Paper Trail

Mohammed El-Kurd on “perfect victims” and resisting politics of appeal; Irish novelist Paul Lynch wins the 2023 Booker Prize


Mohammed El-Kurd

In this year’s Edward Said Memorial Lecture at Princeton, published in The Nation, activist and poet Mohammed El-Kurd discusses Said’s 1984 essay “Permission to Narrate,” which critiques how Western coverage of the Israeli-Lebanese War was biased toward the Israeli narrative and suppressed the Palestinian point of view. El-Kurd identifies a similar situation at hand today, with Western mainstream media creating a false dichotomy in which Palestinians “are either victims or terrorists” and only deemed sympathetic if they are “perfect victims.” Countering this, El-Kurd writes: “We are human not just because we cry when we lose our mothers, or when we lose our homes, or because we have pets or hobbies. We are humans because we feel rage and we feel disdain—because we resist.”

Parapraxis magazine has announced that it will publish a rolling online issue about Palestine. In the first piece, Nadia Bou Ali writes about life in the face of death, “the very concept of living,” and despair. 

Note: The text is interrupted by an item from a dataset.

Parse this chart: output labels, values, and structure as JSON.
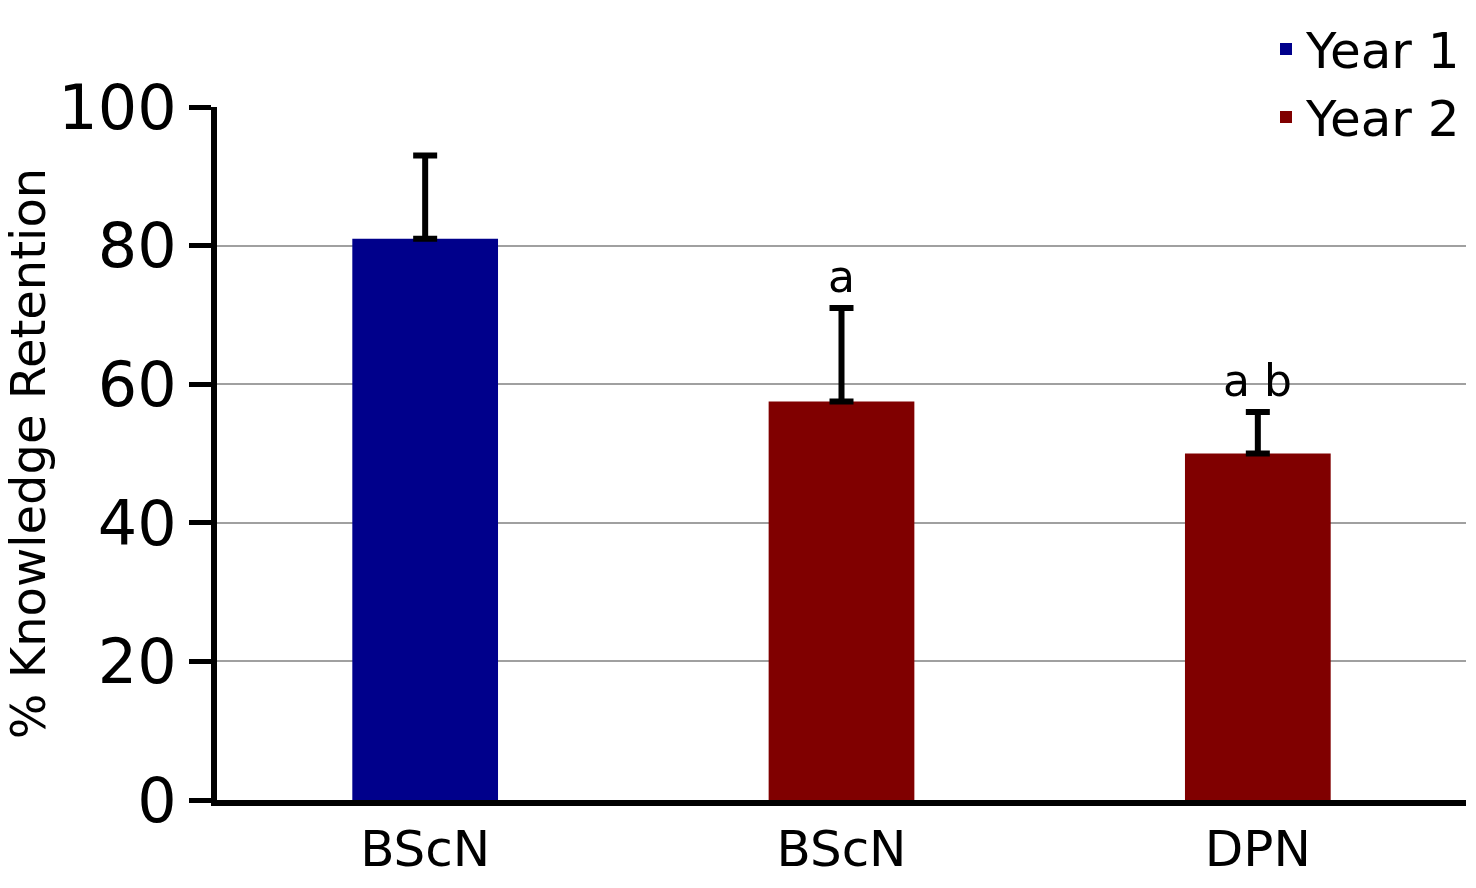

In the new episode of the Ordinary Unhappiness podcast, hosts Abby Kluchin and Patrick Blanchfield talk with Jade E. Davis about her new book, The Other Side of Empathy

Gaza’s main public library has been destroyed. Municipal authorities have condemned Israel for what they call the deliberate destruction of thousands of historical documents and books. Gaza City officials have also called for UNESCO intervention to “protect cultural centers and condemn the occupations’s targeting of these humanitarian facilities protected under international humanitarian law.”

Prophet Song by Irish novelist Paul Lynch is the winner of the 2023 Booker Prize.  

For Indigenous Peoples’ Heritage Month, 4Columns revisits four reviews of Native art and literature, including Jennifer Krasinski on Indian Theater: Native Performance, Art, and Self-Determination since 1969 and Julie Phillips on Louise Erdrich’s latest novel, The Sentence.